Ms Bailey said she was not the only one she knew of to have been called by a similar scammer.
“My sister-in-law came over and I told her (about the scam) and she got a call exactly the same on the following Monday,” she said.
“And then I was talking to another lady at the taxi rank at Mid Valley and she was crying because she thought she was getting her pension cut off and she didn’t have a backup or anything else.
“She got the call on her mobile phone and she said ‘How did they get my mobile phone (number)?'”
Ms Baily received the scam call again on Thursday just after 9am.
“To get the call twice was too much of a coincidence. I thought there must be other people out there who are getting the same thing,” she said.
“How many others have got it? It’s not right… How do they know we’re on the pension?”
“Just hang up on them straight away.

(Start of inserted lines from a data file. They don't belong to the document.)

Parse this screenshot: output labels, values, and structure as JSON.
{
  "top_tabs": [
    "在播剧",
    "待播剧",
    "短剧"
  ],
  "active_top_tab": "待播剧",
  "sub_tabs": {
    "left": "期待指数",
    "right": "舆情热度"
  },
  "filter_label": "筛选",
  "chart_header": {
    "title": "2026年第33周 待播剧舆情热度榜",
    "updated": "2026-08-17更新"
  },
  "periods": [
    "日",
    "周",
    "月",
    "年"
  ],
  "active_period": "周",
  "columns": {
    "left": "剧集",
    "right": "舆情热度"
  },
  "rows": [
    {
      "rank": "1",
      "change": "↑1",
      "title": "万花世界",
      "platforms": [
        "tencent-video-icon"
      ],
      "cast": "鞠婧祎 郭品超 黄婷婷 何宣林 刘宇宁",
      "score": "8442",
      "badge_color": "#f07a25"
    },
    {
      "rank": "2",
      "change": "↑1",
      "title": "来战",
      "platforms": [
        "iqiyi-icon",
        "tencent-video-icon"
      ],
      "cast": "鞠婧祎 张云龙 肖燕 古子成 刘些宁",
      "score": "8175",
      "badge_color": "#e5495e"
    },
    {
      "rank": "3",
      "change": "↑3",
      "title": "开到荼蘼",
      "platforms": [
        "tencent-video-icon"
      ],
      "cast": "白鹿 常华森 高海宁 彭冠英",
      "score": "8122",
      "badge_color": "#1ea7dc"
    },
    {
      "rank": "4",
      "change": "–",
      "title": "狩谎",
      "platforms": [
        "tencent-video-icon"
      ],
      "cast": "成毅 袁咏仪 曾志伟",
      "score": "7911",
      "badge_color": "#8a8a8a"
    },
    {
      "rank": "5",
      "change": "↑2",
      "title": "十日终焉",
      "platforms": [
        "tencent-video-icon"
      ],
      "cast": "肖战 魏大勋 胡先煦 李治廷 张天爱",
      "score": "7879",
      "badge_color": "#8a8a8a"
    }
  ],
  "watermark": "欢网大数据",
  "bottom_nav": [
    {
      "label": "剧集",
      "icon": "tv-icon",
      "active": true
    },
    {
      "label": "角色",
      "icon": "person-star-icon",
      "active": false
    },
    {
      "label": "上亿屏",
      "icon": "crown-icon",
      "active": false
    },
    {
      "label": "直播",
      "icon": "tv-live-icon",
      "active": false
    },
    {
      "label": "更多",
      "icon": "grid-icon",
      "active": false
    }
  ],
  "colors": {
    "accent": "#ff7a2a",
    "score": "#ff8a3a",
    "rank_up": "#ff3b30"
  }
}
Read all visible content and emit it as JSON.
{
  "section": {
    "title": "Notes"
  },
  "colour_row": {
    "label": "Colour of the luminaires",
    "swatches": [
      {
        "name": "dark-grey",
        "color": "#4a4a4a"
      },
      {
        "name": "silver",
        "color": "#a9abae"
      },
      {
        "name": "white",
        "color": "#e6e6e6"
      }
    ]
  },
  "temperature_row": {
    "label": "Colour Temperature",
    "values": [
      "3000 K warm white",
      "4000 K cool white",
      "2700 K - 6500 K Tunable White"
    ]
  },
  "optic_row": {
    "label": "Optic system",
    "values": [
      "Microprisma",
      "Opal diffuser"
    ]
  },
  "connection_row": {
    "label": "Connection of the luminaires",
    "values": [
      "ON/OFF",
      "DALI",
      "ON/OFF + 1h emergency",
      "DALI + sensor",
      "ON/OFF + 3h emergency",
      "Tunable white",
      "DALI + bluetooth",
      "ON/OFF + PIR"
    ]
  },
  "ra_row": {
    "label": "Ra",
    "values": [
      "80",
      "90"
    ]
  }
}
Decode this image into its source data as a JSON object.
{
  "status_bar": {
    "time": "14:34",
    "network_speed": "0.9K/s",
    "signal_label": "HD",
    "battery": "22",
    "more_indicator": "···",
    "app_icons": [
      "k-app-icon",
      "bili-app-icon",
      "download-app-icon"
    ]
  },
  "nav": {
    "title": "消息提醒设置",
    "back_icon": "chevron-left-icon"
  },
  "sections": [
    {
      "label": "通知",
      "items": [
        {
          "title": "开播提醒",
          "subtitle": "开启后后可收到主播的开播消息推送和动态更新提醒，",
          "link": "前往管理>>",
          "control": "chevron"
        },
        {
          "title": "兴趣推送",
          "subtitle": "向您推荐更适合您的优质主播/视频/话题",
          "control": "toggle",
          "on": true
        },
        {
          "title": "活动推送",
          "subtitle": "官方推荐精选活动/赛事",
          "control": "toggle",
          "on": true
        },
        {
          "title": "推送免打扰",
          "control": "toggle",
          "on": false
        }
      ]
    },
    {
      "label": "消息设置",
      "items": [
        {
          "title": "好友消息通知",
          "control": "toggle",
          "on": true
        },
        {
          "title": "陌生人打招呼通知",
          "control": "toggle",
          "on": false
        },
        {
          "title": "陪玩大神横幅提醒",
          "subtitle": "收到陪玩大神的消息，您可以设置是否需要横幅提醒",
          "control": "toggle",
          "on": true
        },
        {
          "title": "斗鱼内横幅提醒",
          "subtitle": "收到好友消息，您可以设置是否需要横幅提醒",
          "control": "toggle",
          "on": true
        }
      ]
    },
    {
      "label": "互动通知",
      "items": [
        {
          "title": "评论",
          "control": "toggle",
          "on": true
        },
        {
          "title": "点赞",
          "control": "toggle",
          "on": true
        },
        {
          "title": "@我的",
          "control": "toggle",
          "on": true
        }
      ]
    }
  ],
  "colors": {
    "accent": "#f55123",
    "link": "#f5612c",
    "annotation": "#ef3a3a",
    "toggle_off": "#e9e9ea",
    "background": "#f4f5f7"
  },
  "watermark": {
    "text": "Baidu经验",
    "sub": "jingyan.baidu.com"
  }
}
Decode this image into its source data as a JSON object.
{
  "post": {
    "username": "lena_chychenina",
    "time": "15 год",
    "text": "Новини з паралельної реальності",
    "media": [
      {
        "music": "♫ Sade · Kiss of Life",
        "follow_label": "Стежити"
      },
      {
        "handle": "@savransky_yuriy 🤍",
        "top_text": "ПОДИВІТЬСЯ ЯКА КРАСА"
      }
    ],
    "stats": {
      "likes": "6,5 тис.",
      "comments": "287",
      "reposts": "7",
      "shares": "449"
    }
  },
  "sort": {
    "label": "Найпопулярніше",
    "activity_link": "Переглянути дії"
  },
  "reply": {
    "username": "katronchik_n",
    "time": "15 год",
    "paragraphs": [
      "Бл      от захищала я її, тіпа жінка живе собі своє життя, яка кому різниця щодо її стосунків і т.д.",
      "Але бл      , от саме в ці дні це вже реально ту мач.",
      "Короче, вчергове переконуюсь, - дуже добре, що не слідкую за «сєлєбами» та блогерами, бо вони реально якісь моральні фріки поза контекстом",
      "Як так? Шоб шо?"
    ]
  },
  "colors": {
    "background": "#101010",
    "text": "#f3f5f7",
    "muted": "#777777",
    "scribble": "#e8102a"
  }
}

My daughter-in-law said not to do anything over the phone and to ask her before I do anything.”
From January to November last year, the ACCC’s Scamwatch received more than 2200 reports of Centrelink and Department of Human Scams with more than $27,000 reported lost.
Scamwatch reported that four individuals had reported losses of $1000 or more, which is a significant increase from 2015, when there was $3500 reported lost and 560 contacts.
In a statement, ACCC deputy chair Delia Rickard said a scammer’s main objective was to get the target’s money, usually asking for payment via wire money transfer or iTunes cards.
“To push you into paying this money, the scammer might threaten that you will not receive any further benefits until the situation is resolved,” Ms Rickard said.
“If in doubt, don’t use any contact details provided by the caller. Look up the government department or organisation yourself in the phone book or online and phone or email them.”
A Consumer Affairs Victoria Morwell spokesperson said the organisation had not received any complaints regarding this issue.